Even as they do, the United States, the UK and other states prepare to fight remote wars to contain any ISIS or al-Qa’eda comeback in Afghanistan, Iraq and Syria. 

A triple crisis

Image
British_army_soldier
A soldier prepares to raise the British flag during a transfer of authority ceremony in Helmand Province, Afghanistan, 2006 PHOTO: . LESLIE ANGULO, U.S. ARMY, PUBLIC DOMAIN, VIA WIKIMEDIA COMMONS

So, where are we now, two decades after 9/11?

Four failed wars should surely make military enthusiasts think again, but we should think much wider than that. That is just one part of three core problems with the current world system: security, economy and environment. All need to be challenged.

First, every major country has a strong and deeply embedded military industrial complex. Each incorporates arms companies, the military, the civil service, politicians, university departments and think tanks, with many revolving doors connecting them, all in a single system which is necessarily profit-driven.

The security culture reeks of hegemonic masculinity paying scant attention to human and common security.

Much of the complex is at least partly dependent on arms sales, with the bribery and corruption that often follows.

Trade unions have responsibility to their members and form part of the complex and will work for the success of the companies.

This results in a remarkably powerful lobby that has been aided in recent years by mergers and takeovers to produce a few dominant companies, usually transnational.

The whole complex simply has to have threats and enemies to ensure buoyant markets, with think tanks and academic centres often playing their part in identifying these.

If military postures face external criticism, they will fall back on the need for patriotism, with critics even labelled unpatriotic appeasers.

In the entire system, there is remarkably little recognition of the many recent failures, more a need to find new enemies – with China being the welcome new focus.

When it comes to the economy, the neoliberal model still dominates after 40 years, rooted in tax systems that favour the wealthy, a competitive free market with minimal regulation, wholesale privatisation and shrinking the role of the state in providing human and community support.

It is a system that just has to have losers as well as winners.
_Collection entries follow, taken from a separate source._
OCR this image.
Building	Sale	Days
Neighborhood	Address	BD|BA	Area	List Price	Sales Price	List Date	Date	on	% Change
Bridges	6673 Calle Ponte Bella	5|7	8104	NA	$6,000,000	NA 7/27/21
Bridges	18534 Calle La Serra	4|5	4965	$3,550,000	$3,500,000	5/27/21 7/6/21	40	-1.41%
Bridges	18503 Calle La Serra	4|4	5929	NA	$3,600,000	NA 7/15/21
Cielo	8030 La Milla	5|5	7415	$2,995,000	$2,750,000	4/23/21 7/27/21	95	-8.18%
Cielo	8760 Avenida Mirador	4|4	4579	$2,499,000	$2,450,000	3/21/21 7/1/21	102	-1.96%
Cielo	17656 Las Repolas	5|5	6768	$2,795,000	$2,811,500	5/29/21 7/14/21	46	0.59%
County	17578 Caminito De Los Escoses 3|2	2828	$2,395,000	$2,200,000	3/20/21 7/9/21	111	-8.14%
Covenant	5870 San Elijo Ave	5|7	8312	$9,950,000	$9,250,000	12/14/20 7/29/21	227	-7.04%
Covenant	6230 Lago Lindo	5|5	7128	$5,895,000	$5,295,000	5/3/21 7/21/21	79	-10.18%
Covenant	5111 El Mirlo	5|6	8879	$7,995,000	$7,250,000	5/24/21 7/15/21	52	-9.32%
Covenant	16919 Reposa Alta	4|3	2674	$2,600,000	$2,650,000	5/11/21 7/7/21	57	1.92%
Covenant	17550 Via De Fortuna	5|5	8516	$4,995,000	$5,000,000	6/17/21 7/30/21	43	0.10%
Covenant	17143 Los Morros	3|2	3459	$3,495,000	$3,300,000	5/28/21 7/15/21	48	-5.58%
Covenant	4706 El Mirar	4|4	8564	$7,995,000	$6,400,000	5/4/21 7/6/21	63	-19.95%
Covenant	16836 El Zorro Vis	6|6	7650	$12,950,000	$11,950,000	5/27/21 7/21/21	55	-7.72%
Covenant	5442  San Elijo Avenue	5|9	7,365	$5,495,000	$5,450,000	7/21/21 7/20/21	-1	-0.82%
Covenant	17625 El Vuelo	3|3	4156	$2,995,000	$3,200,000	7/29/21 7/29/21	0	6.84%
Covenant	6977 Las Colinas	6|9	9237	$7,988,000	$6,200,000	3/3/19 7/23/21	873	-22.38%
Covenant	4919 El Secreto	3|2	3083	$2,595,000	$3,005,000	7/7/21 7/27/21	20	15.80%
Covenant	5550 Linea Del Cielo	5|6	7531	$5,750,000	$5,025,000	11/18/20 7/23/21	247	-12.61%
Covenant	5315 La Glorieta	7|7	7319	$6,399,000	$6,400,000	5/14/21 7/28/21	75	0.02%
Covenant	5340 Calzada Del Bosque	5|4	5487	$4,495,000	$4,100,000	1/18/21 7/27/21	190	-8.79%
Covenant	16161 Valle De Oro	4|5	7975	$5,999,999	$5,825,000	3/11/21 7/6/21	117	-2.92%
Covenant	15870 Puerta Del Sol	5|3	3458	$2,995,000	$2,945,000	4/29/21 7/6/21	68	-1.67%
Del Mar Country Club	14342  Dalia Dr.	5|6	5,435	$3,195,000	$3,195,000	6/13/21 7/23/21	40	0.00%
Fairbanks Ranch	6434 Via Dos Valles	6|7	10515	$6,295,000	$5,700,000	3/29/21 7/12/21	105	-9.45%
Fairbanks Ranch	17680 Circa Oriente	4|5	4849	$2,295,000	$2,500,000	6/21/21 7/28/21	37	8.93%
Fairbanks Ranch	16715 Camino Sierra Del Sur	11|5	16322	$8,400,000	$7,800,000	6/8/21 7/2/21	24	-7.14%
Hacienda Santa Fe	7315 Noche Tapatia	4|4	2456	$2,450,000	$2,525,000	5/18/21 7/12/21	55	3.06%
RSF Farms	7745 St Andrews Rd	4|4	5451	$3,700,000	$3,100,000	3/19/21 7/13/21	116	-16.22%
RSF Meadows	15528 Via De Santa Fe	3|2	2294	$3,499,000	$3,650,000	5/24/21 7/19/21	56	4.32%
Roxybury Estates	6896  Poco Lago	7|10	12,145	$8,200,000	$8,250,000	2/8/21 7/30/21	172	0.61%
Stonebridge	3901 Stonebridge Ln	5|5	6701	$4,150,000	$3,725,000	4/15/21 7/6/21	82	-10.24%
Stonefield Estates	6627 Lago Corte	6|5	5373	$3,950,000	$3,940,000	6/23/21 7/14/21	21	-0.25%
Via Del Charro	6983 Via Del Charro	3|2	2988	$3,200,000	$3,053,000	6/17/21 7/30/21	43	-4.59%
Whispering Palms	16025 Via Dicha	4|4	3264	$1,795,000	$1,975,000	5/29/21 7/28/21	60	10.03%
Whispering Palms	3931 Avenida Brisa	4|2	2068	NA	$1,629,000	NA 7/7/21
It is the antithesis of co-operation and depends on enough money trickling down to the weak and marginalised to keep them sufficiently content.

It is failing all along the way, with the rapid increase in the wealth of the richest during the past 18 months nothing short of obscene.

Moreover, it is a system already shown to be incapable of handling COVID and which certainly cannot handle decarbonisation to prevent climate breakdown.

That brings us to the third problem, fossil carbon pollution and climate breakdown, the one area where there is already some hope.

The changes in the last decade in public awareness, activism and especially huge improvements in decarbonisation such as renewables, is hugely welcome.

The trouble is that where we are now is where we should have been 20 years ago, and time is short.

The risk is that climate breakdown is so easily securitised that it becomes a matter of protecting what you have, not co-operating with others to change our system and prevent it worsening.

That is where we are now and while many of us will want to concentrate our efforts on changing the military mindset or acting to prevent climate breakdown, all three elements – security, economy, and environment – need to be integrated into a single approach.

Quite a task and time is short, so there is much to be done.